Later, however, Kennedy crashed against Miller’s knee and suffered a nasty cut to his forehead, but the latter allowed the former to leave the ring to have the wound treated, leading to a 15-minute delay. Kennedy returned and provided “some of the cleverest and fastest work of the night,” but Miller again demonstrated “the inexorable grip of the same wrist lock that had proved [Kennedy’s] downfall in the first frame,” but also got the younger man’s head “in the murderous vise of the scissors, out of which gameness was powerless to deliver him.” Kennedy gave a short post-match address admitting the better wrestler won, but stating his intention to improve as he had in the previous year and that “I hope to have another chance at the championship.”

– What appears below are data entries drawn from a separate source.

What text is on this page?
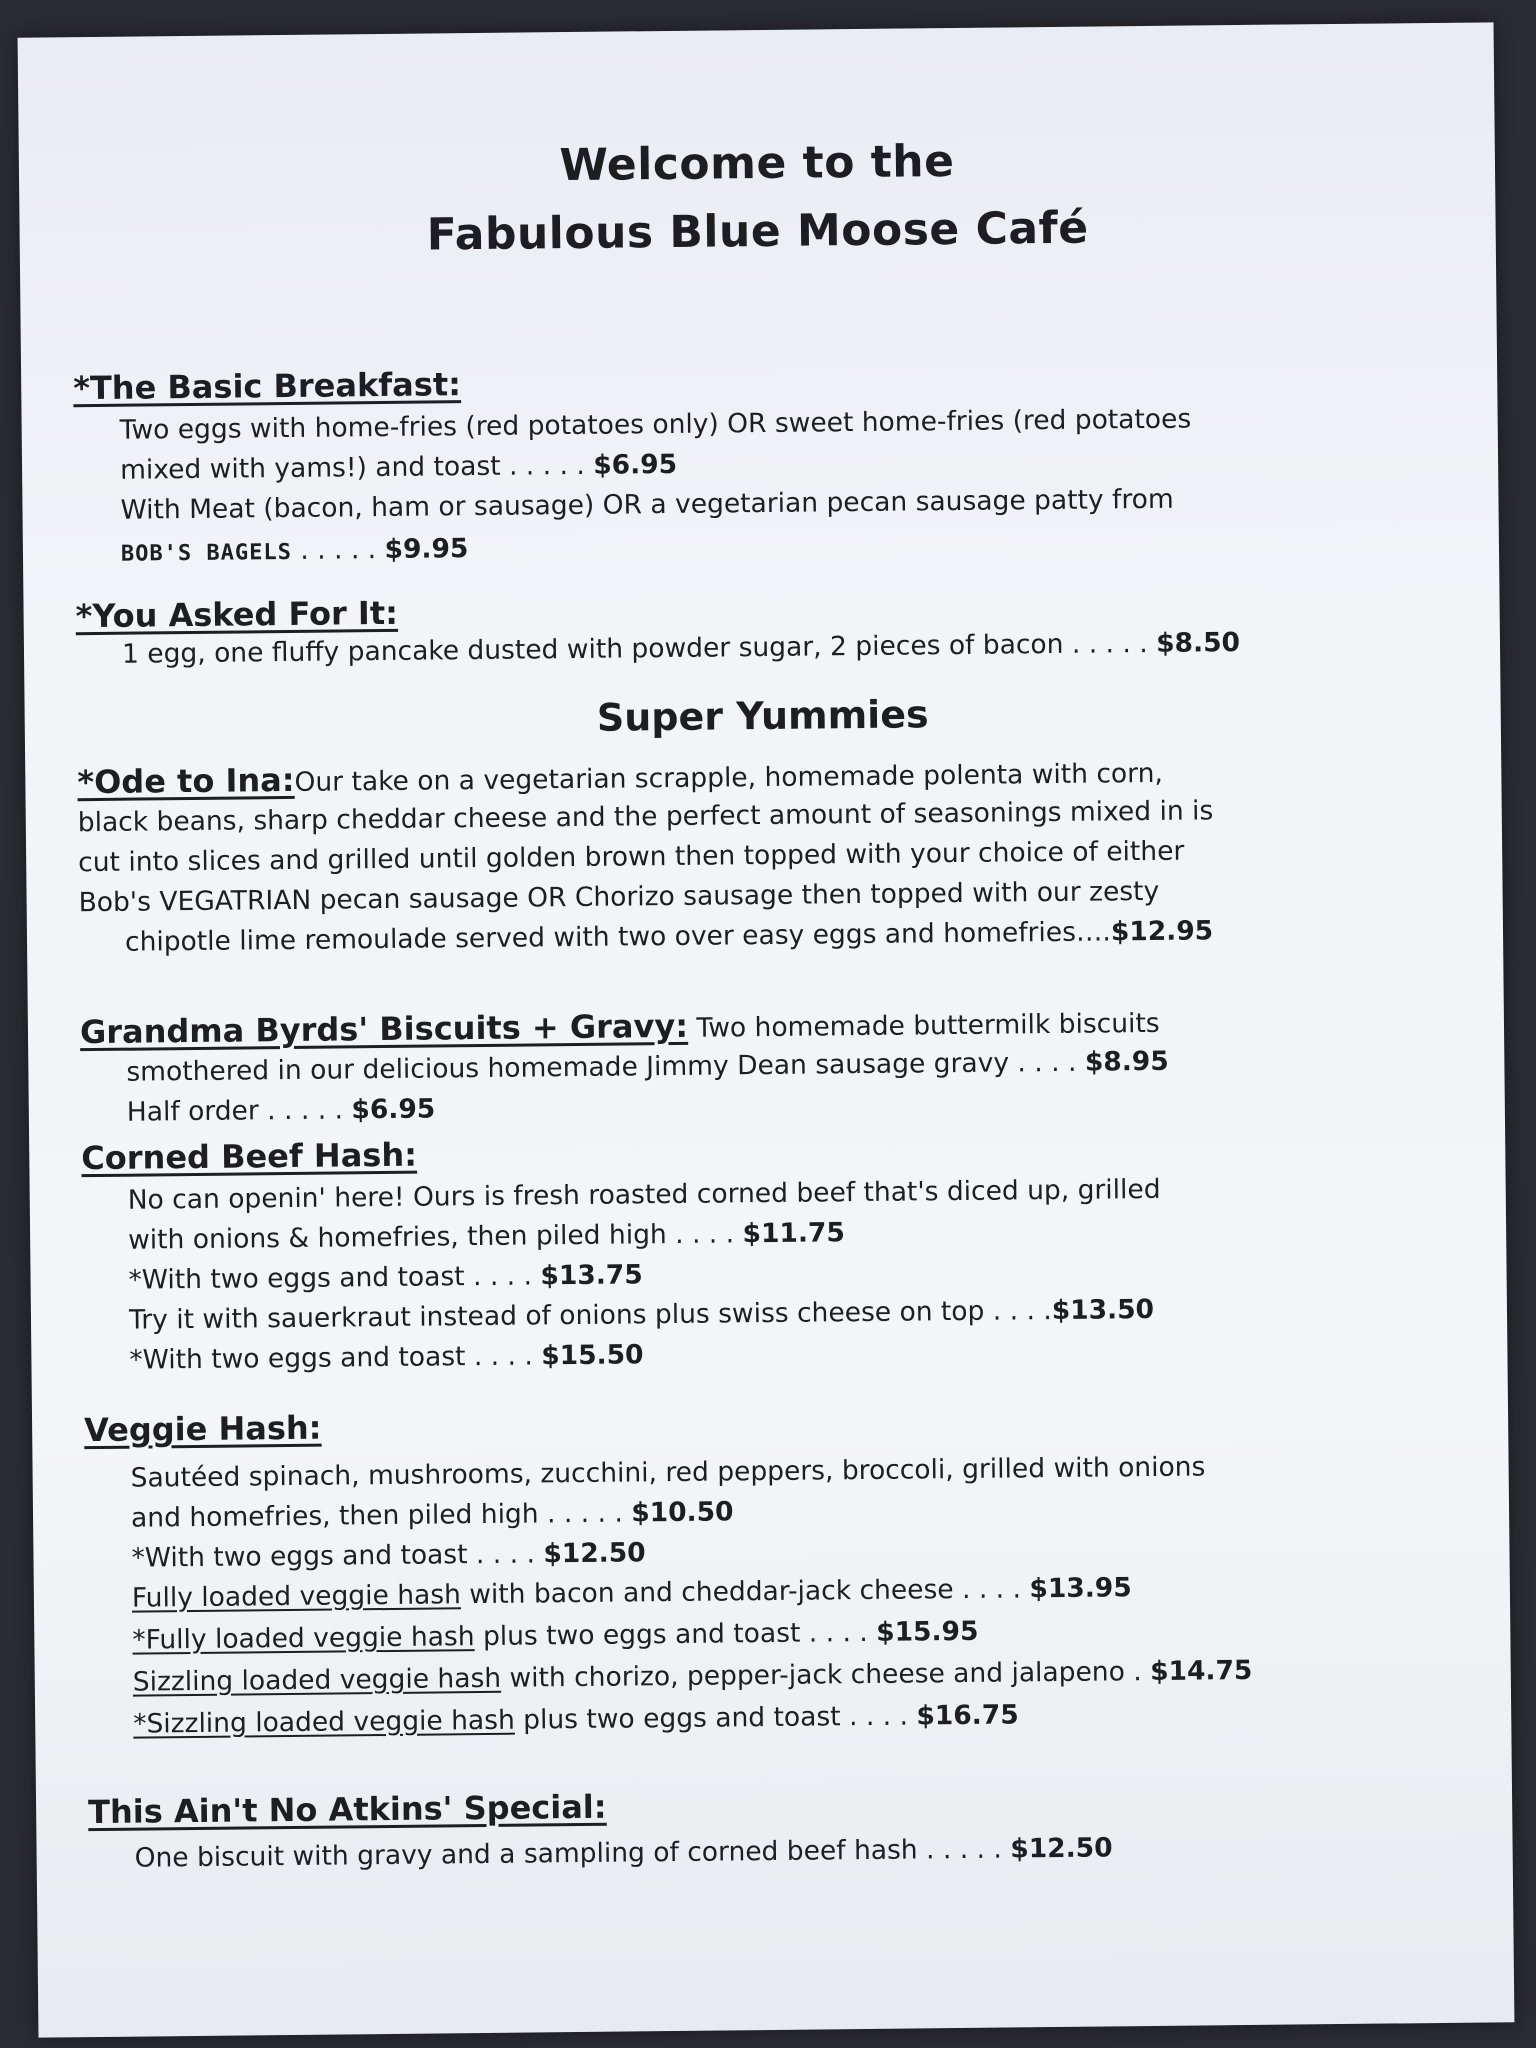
Welcome to the
Fabulous Blue Moose Café
*The Basic Breakfast:
Two eggs with home-fries (red potatoes only) OR sweet home-fries (red potatoes
mixed with yams!) and toast . . . . . $6.95
With Meat (bacon, ham or sausage) OR a vegetarian pecan sausage patty from
BOB'S BAGELS . . . . . $9.95
*You Asked For It:
1 egg, one fluffy pancake dusted with powder sugar, 2 pieces of bacon . . . . . $8.50
Super Yummies
*Ode to Ina:Our take on a vegetarian scrapple, homemade polenta with corn,
black beans, sharp cheddar cheese and the perfect amount of seasonings mixed in is
cut into slices and grilled until golden brown then topped with your choice of either
Bob's VEGATRIAN pecan sausage OR Chorizo sausage then topped with our zesty
chipotle lime remoulade served with two over easy eggs and homefries….$12.95
Grandma Byrds' Biscuits + Gravy: Two homemade buttermilk biscuits
smothered in our delicious homemade Jimmy Dean sausage gravy . . . . $8.95
Half order . . . . . $6.95
Corned Beef Hash:
No can openin' here! Ours is fresh roasted corned beef that's diced up, grilled
with onions & homefries, then piled high . . . . $11.75
*With two eggs and toast . . . . $13.75
Try it with sauerkraut instead of onions plus swiss cheese on top . . . .$13.50
*With two eggs and toast . . . . $15.50
Veggie Hash:
Sautéed spinach, mushrooms, zucchini, red peppers, broccoli, grilled with onions
and homefries, then piled high . . . . . $10.50
*With two eggs and toast . . . . $12.50
Fully loaded veggie hash with bacon and cheddar-jack cheese . . . . $13.95
*Fully loaded veggie hash plus two eggs and toast . . . . $15.95
Sizzling loaded veggie hash with chorizo, pepper-jack cheese and jalapeno . $14.75
*Sizzling loaded veggie hash plus two eggs and toast . . . . $16.75
This Ain't No Atkins' Special:
One biscuit with gravy and a sampling of corned beef hash . . . . . $12.50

Also covered was a Round Robin handball tournament that ended with Joe Lacey winning all 24 games and taking the prize of a gold watch, while Ernie Clark, who lost just four matches, earned a fob (and a chance in the future to win a watch), with the prizes presented by former club champion Garbutt. Those finishing last, Jay Welton and Art Howard, had a spirited final game so that the “cellar champion” Howard was given a leather medal with the inscription, “there may be a worse player, but we haven’t found him yet.”

Speaking of chance, Frank Chance, former manager and part-owner of the Pacific Coast League’s Los Angeles Angels baseball team and former player-manager of the Chicago Cubs with its famous “Tinkers to Evers to Chance” double-play combo, challenged Angels owner Johnny Powers to a handball contest at the Club. When he was told of Powers’ prowess “in the four-walled domain,” Chance professed to dismiss this as “punk” and boasted “I will guarantee to hand the little leader the small end of four out of every five games we play—that is, if you can coax or bribe him into the courts.” While Powers had not yet responded, former Angels skipper Charley Reilly, offered to take on the winner. Chance and Powers were actually close friends, with the former having to resign as manager the prior year for health reasons (he died in 1924 at just 47 and is buried at Angelus-Rosedale Cemetery in Los Angeles.)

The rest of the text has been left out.